In realtà, Giosafat era un poveraccio, un millemestieri che si esercitava in giochi di magia e in molteplici attività sperimentali. Con risultati assai deludenti,  pessimi.

Il suo cruccio era quello di vedersi riconosciuto come inventore di quei strani congegni che fabbricava nel sottoscala.

La gente lo derideva o lo temeva, mai lo apprezzava.

Egli si sentiva un genio con le ali purtroppo tarpate dal pregiudizio po­polare.

Lavorava in solitudine, lontano da occhi indiscreti, dentro una grotta millenaria, sottostante l’abitazione familiare, forse residuo di una tomba sicana.

Sarà stata sepolcro di un principe o una più umile dimora?

Per la gente era la grotta di “fimmina morta” poiché, molto tempo prima, vi era stato rinvenuto il cadavere, quasi intatto, di una bellissima dama forestiera.

Come arrivò o chi la portò in quell’antro? Mistero. Un altro mistero scavato nel sottosuolo di questo borgo apparentemente banale, senza storia, avvolto in un realismo magico o tragico che tende a disperdere la sua esile identità.

Il vento si acquietò e portò via quei mostri vaganti. Dalle porte di lindi catoi uscirono uomini atterriti e tentennanti, andarono verso la piazza grande per vedere l’uomo che aveva vinto la dragunera.

Giosafat, spogliato del suo manto ombroso, apparve in tutta la sua scheletrica potenza.

Ieratico e ancora tonante, ringraziò le arcane potenze per avergli ac­cordato la vittoria contro quel vento maligno. Raccolse tre pugni di sabbia rossa e si asperse il capo e le vesti e così parlò alla folla invisi­bile e sgomenta:“Non per voi, ma per me, solo per me, è venuta la dra­gunera …ma anche sta vota, comu vinni s’inn’à jutu…A mani vacanti. Ancora cci nné ogliu a la lampa e forza a la catina. Non è questo il se­gno del mio destino!”

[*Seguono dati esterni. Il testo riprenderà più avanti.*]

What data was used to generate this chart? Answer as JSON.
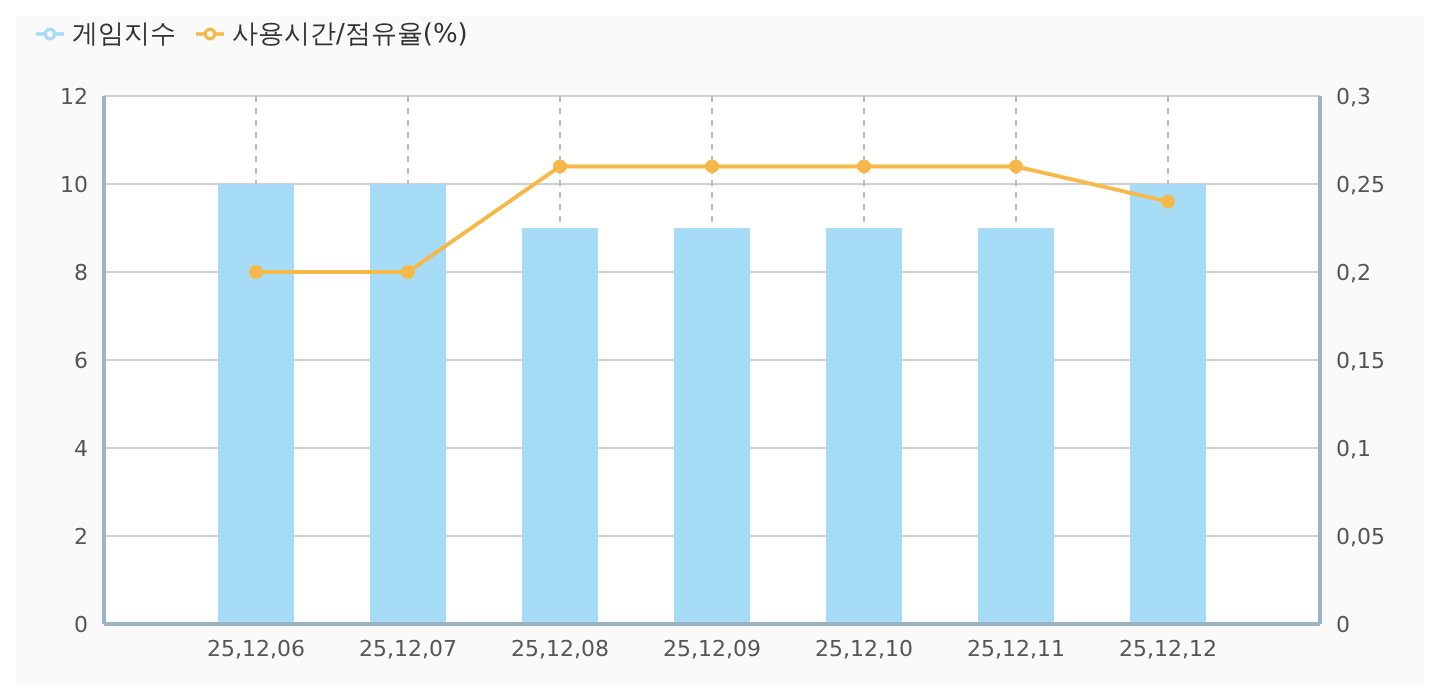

Le parole uscivano a fiotti dalla sua bocca decrepita e bavosa. Nessuno capiva il loro significato ostentatamente esoterico. Come se stesse parlando con un’entità lontana, con qualcuno con il quale aveva un conto da regolare.

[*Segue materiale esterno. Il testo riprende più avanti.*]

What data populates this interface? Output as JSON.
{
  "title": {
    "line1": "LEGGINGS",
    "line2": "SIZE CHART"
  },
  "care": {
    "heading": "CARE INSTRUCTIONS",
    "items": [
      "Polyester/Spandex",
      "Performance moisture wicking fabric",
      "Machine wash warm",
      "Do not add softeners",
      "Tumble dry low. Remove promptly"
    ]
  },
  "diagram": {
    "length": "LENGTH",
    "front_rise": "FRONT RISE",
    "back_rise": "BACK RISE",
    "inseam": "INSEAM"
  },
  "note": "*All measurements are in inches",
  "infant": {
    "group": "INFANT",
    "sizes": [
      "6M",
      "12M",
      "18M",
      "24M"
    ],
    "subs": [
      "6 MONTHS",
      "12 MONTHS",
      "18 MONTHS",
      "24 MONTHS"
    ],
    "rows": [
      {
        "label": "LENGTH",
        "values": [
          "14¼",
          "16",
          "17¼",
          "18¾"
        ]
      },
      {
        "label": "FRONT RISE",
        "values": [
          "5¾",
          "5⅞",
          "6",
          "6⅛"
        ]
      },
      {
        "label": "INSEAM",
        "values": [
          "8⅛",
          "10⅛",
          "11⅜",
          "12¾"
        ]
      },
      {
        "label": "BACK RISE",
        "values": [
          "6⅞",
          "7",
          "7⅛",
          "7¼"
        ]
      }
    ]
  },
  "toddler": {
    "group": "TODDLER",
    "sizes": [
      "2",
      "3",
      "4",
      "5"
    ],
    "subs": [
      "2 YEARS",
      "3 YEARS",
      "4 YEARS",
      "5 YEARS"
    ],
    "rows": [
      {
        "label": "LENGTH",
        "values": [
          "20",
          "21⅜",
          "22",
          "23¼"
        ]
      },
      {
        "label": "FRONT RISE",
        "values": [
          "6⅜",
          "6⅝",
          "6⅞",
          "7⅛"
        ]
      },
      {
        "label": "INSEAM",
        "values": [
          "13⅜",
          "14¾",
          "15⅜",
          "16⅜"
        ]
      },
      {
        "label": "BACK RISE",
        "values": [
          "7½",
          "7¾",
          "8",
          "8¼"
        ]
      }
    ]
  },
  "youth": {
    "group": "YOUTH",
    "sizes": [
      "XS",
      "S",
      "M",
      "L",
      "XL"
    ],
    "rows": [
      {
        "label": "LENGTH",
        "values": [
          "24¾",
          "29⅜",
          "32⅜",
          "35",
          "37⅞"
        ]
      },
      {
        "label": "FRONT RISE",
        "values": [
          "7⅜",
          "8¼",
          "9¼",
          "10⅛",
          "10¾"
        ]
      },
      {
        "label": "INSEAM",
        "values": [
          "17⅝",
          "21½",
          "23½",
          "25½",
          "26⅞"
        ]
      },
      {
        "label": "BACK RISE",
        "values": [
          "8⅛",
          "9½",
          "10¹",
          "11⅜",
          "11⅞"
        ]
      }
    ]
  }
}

Secondo lui, la dragunera altro non era che strumento di una perfida congiura ordita, a tradimento, dalla Signora nera per accopparlo in sonno.

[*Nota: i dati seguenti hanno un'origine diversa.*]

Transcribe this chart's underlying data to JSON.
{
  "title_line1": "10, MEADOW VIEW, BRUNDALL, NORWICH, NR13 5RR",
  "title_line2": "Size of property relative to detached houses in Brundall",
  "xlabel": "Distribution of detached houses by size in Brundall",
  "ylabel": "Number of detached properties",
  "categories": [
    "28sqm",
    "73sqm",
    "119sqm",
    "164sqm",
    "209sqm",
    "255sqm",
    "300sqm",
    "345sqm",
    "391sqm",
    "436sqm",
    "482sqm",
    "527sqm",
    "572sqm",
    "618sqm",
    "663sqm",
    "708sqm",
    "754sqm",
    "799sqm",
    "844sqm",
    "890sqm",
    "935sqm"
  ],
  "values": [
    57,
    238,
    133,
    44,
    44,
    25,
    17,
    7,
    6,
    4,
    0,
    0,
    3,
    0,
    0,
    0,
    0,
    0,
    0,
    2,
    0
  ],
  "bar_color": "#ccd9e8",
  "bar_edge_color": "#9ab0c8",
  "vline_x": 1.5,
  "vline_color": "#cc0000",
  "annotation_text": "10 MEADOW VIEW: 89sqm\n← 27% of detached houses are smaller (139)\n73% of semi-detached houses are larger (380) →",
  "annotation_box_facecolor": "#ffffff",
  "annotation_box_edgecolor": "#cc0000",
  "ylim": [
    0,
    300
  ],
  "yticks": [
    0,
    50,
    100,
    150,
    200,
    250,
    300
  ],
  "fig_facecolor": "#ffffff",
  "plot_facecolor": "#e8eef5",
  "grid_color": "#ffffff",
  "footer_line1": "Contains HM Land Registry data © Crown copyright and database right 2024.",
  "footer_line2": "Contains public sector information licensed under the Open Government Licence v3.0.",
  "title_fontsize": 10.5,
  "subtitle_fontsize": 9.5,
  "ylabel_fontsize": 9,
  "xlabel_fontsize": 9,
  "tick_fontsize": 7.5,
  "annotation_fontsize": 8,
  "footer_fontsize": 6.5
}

La sua morte prematura avrebbe spezzato la venerabile Catena.

Giosafat si era autoproclamato uno dei cento uomini prescelti per for­mare la Catena che regge le sorti dell’ignara umanità. A ciascuno di loro era stata affidata una copia del “Rutiliu”, il libro delle Verità fon­damentali, contenente la summa dei poteri e dei saperi occulti.[1]

Il Libro, che nulla aveva a che fare con la vulgata biblica, era stato stampato, secoli prima, in soli cento esemplari e conferito, per le vie dell’arcano, a ciascuno degli eletti, con l'obbligo di trasmetterlo al suc­cessore predestinato.

Un libro segreto che a Giosafat fu affidato da un ufficiale morente sulle montagne del Carso, con la preghiera di recapitarlo a un medico di Roma che non riuscì a trovare, durante la sua breve permanenza nella capitale. Era morto anche lui o il destino volle che il Libro finisse nelle sue mani?

E, una volta che lo aveva, se lo tenne.

Qualcuno bene informato diceva che fosse un testo di magia nera, riservato agli iniziati predestinati.

Il libro conferiva al suo possessore un potere immenso: poteva tra­sformare le immagini raffigurate in entità viventi e comandarle a suo piacimento.

Un eletto che lo volle incontrare gli disse: “Ricordati fratello con questo Li­bro possiamo fare solo il male, non il bene. Solo il male… Ricordati.”